The anti-racist East Europe Monitoring Centre starts its operation in Warsaw this month.
The newly launched centre is going to monitor, research and document cases of racism and xenophobia across the region, with a special emphasis on Poland and Ukraine.
‘The growing social significance of football in Poland and Ukraine before 2012 provides an excellent opportunity to highlight the pressing issues of xenophobia and racism in Eastern Europe’ – said sociologist Dr Rafal Pankowski, the Monitoring Centre coordinator. ‘Our starting point is racism in football, but we see it in a more general context of discrimination in broader society’ – explains the assistant coordinator Jacek Purski.
Many Eastern European states have witnessed a rise in racism, antisemitism and far right political activities over the past two decades. Over the same period football, which mirrors so many social developments, has also seen overt examples of these problems across the region.
The Centre is a part of the three-year FARE Eastern European Development Project, funded by UEFA in the run up to the 2012 European Football Championship in Poland and Ukraine. The project’s core objectives are:
– To support the preparation of Euro 2012 and anti-discriminatory activities through training programmes, lobbying activities and partnerships with governing bodies, Local Organising Committees, and host cities,
– To work alongside and capacity-build ethnic minority communities to challenge discrimination,
– Increase the profile of FARE (Football Against Racism in Europe) and the Unite Against Racism programme and its ethos in Eastern Europe,
– To build a resource and campaigning hub to support a long-term anti-discrimination action in football in Eastern Europe.
The project will also have a wider country base with a strong focus on Hungary and Slovakia.

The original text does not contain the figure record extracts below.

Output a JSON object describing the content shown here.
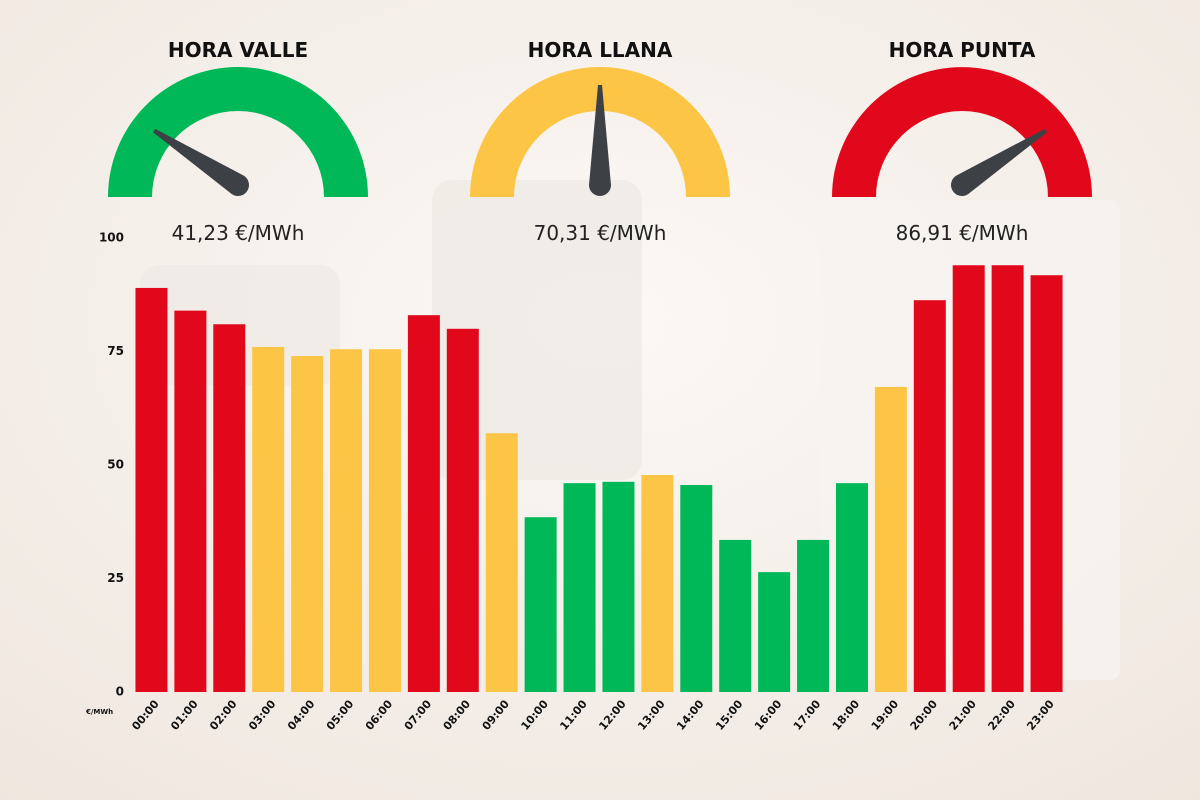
{
  "chart_data": {
    "type": "bar",
    "gauges": [
      {
        "title": "HORA VALLE",
        "label": "41,23 €/MWh",
        "color": "#00b857"
      },
      {
        "title": "HORA LLANA",
        "label": "70,31 €/MWh",
        "color": "#fcc546"
      },
      {
        "title": "HORA PUNTA",
        "label": "86,91 €/MWh",
        "color": "#e1081b"
      }
    ],
    "y_unit_label": "€/MWh",
    "categories": [
      "00:00",
      "01:00",
      "02:00",
      "03:00",
      "04:00",
      "05:00",
      "06:00",
      "07:00",
      "08:00",
      "09:00",
      "10:00",
      "11:00",
      "12:00",
      "13:00",
      "14:00",
      "15:00",
      "16:00",
      "17:00",
      "18:00",
      "19:00",
      "20:00",
      "21:00",
      "22:00",
      "23:00"
    ],
    "values": [
      89,
      84,
      81,
      76,
      74,
      75.5,
      75.5,
      83,
      80,
      57,
      38.5,
      46,
      46.3,
      47.8,
      45.6,
      33.5,
      26.4,
      33.5,
      46,
      67.2,
      86.3,
      94,
      94,
      91.8
    ],
    "colors": [
      "#e1081b",
      "#e1081b",
      "#e1081b",
      "#fcc546",
      "#fcc546",
      "#fcc546",
      "#fcc546",
      "#e1081b",
      "#e1081b",
      "#fcc546",
      "#00b857",
      "#00b857",
      "#00b857",
      "#fcc546",
      "#00b857",
      "#00b857",
      "#00b857",
      "#00b857",
      "#00b857",
      "#fcc546",
      "#e1081b",
      "#e1081b",
      "#e1081b",
      "#e1081b"
    ],
    "ylim": [
      0,
      100
    ],
    "yticks": [
      0,
      25,
      50,
      75,
      100
    ],
    "grid": false
  }
}
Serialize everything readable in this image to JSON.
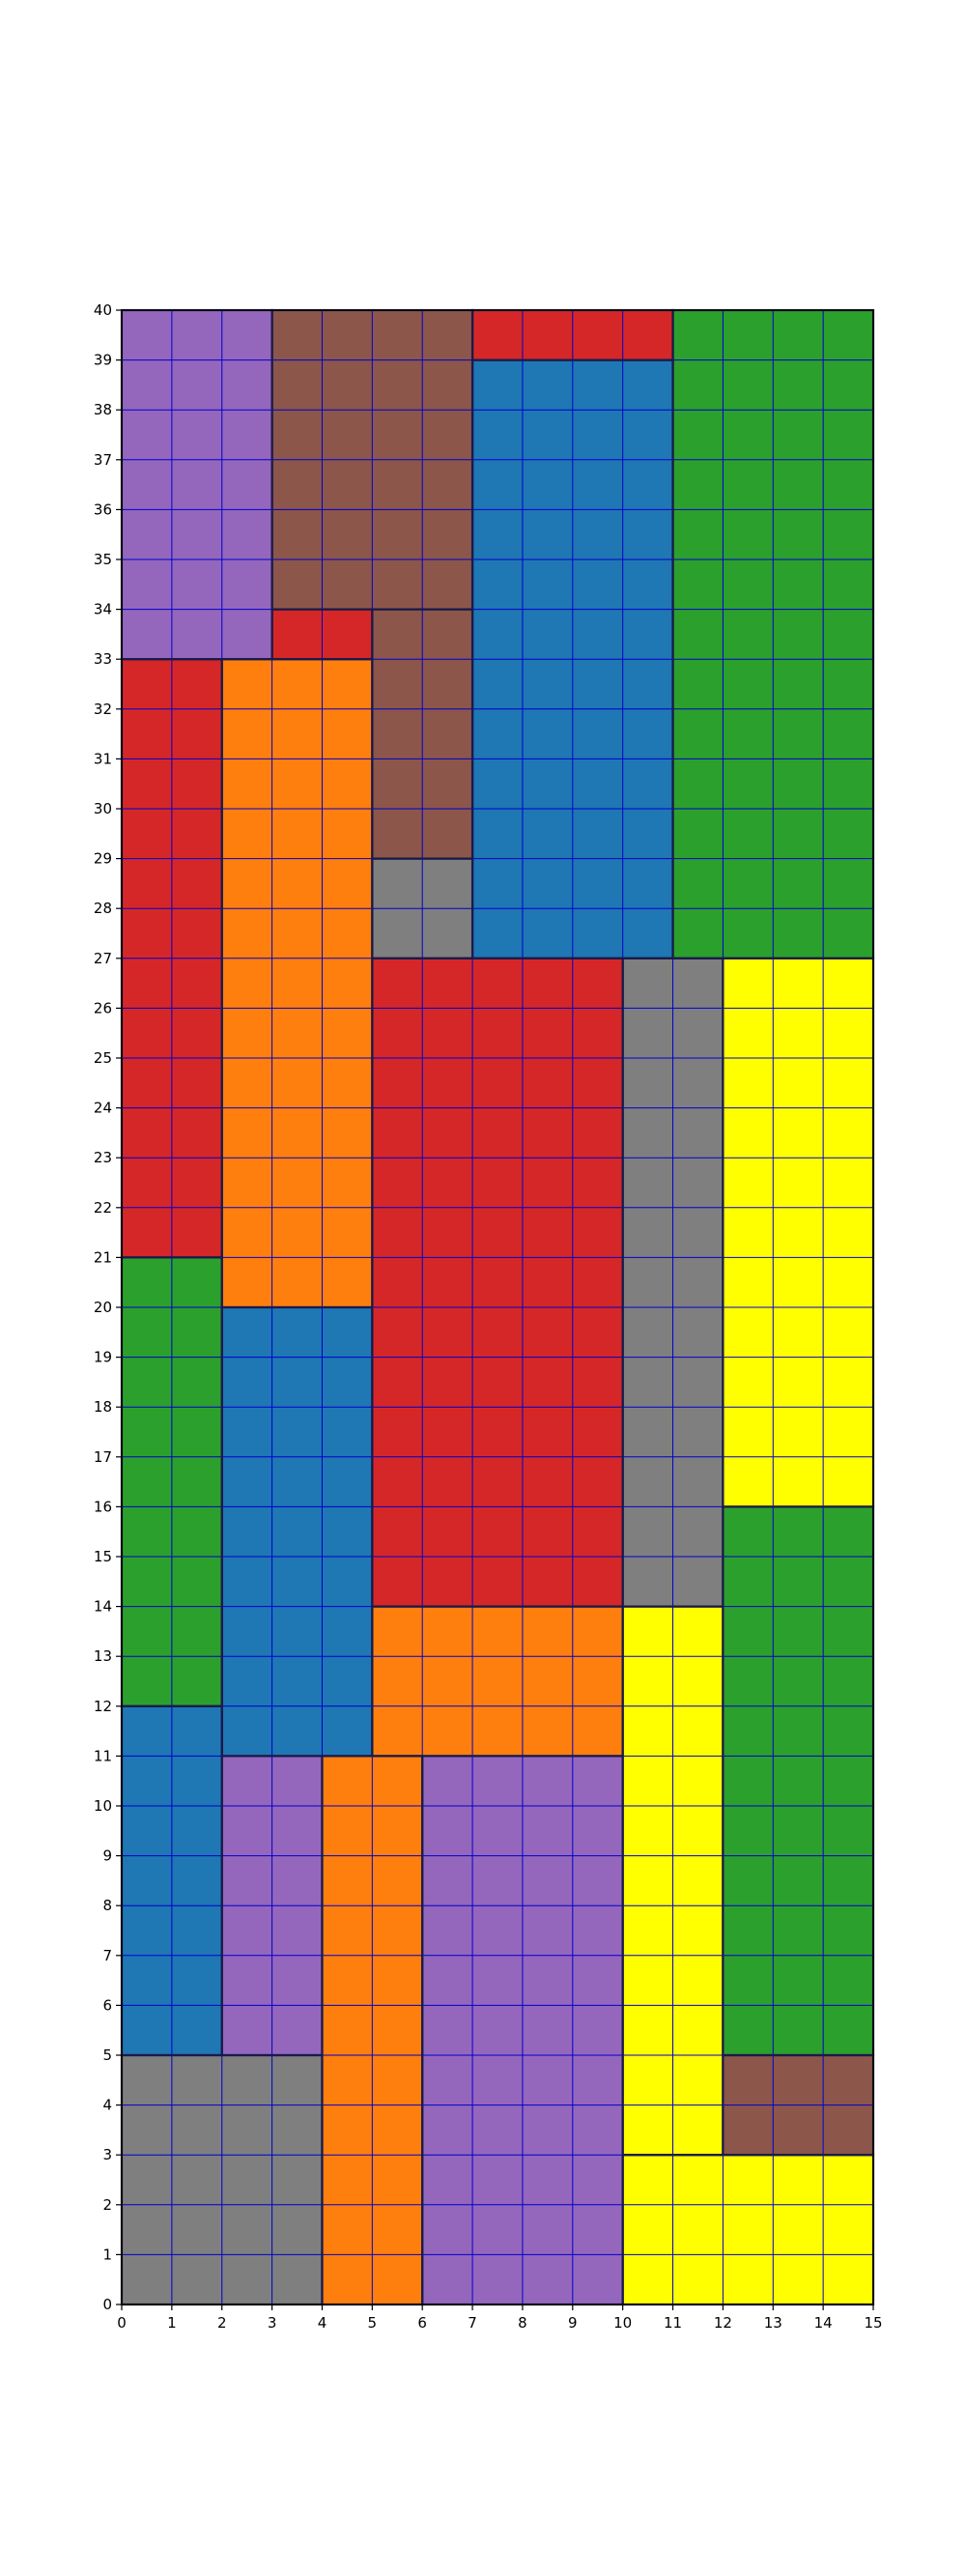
{
  "grid": {
    "x_ticks": [
      0,
      1,
      2,
      3,
      4,
      5,
      6,
      7,
      8,
      9,
      10,
      11,
      12,
      13,
      14,
      15
    ],
    "y_ticks": [
      0,
      1,
      2,
      3,
      4,
      5,
      6,
      7,
      8,
      9,
      10,
      11,
      12,
      13,
      14,
      15,
      16,
      17,
      18,
      19,
      20,
      21,
      22,
      23,
      24,
      25,
      26,
      27,
      28,
      29,
      30,
      31,
      32,
      33,
      34,
      35,
      36,
      37,
      38,
      39,
      40
    ],
    "x_range": [
      0,
      15
    ],
    "y_range": [
      0,
      40
    ],
    "grid_color": "#0000cc",
    "border_color": "#1a1a4a"
  },
  "colors": {
    "purple": "#9467bd",
    "brown": "#8c564b",
    "red": "#d62728",
    "blue": "#1f77b4",
    "green": "#2ca02c",
    "orange": "#ff7f0e",
    "gray": "#7f7f7f",
    "yellow": "#ffff00"
  },
  "regions": [
    {
      "color": "purple",
      "x0": 0,
      "y0": 33,
      "x1": 3,
      "y1": 40
    },
    {
      "color": "brown",
      "x0": 3,
      "y0": 34,
      "x1": 7,
      "y1": 40
    },
    {
      "color": "red",
      "x0": 7,
      "y0": 39,
      "x1": 11,
      "y1": 40
    },
    {
      "color": "blue",
      "x0": 7,
      "y0": 27,
      "x1": 11,
      "y1": 39
    },
    {
      "color": "green",
      "x0": 11,
      "y0": 27,
      "x1": 15,
      "y1": 40
    },
    {
      "color": "red",
      "x0": 3,
      "y0": 33,
      "x1": 5,
      "y1": 34
    },
    {
      "color": "brown",
      "x0": 5,
      "y0": 29,
      "x1": 7,
      "y1": 34
    },
    {
      "color": "gray",
      "x0": 5,
      "y0": 27,
      "x1": 7,
      "y1": 29
    },
    {
      "color": "red",
      "x0": 0,
      "y0": 21,
      "x1": 2,
      "y1": 33
    },
    {
      "color": "orange",
      "x0": 2,
      "y0": 20,
      "x1": 5,
      "y1": 33
    },
    {
      "color": "red",
      "x0": 5,
      "y0": 14,
      "x1": 10,
      "y1": 27
    },
    {
      "color": "gray",
      "x0": 10,
      "y0": 14,
      "x1": 12,
      "y1": 27
    },
    {
      "color": "yellow",
      "x0": 12,
      "y0": 16,
      "x1": 15,
      "y1": 27
    },
    {
      "color": "green",
      "x0": 0,
      "y0": 12,
      "x1": 2,
      "y1": 21
    },
    {
      "color": "blue",
      "x0": 2,
      "y0": 11,
      "x1": 5,
      "y1": 20
    },
    {
      "color": "green",
      "x0": 12,
      "y0": 5,
      "x1": 15,
      "y1": 16
    },
    {
      "color": "orange",
      "x0": 5,
      "y0": 11,
      "x1": 10,
      "y1": 14
    },
    {
      "color": "yellow",
      "x0": 10,
      "y0": 3,
      "x1": 12,
      "y1": 14
    },
    {
      "color": "blue",
      "x0": 0,
      "y0": 5,
      "x1": 2,
      "y1": 12
    },
    {
      "color": "purple",
      "x0": 2,
      "y0": 5,
      "x1": 4,
      "y1": 11
    },
    {
      "color": "orange",
      "x0": 4,
      "y0": 0,
      "x1": 6,
      "y1": 11
    },
    {
      "color": "purple",
      "x0": 6,
      "y0": 0,
      "x1": 10,
      "y1": 11
    },
    {
      "color": "gray",
      "x0": 0,
      "y0": 0,
      "x1": 4,
      "y1": 5
    },
    {
      "color": "brown",
      "x0": 12,
      "y0": 3,
      "x1": 15,
      "y1": 5
    },
    {
      "color": "yellow",
      "x0": 10,
      "y0": 0,
      "x1": 15,
      "y1": 3
    }
  ]
}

Several other states, namely Romania, Bulgaria, Russia, Belarus and Moldova, are going to be monitored and awareness-raising activities are to be explored there, too.
The overall project management is lead by the ‘NEVER AGAIN’ Association in Warsaw. The other partners in the project coordination team are: People Against Racism in Slovakia, the Mahatma Gandhi Human Rights Organisation in Hungary, and Fairplay in Austria. The project team intends to cooperate with numerous other NGOs and ethnic minority groups across Eastern Europe.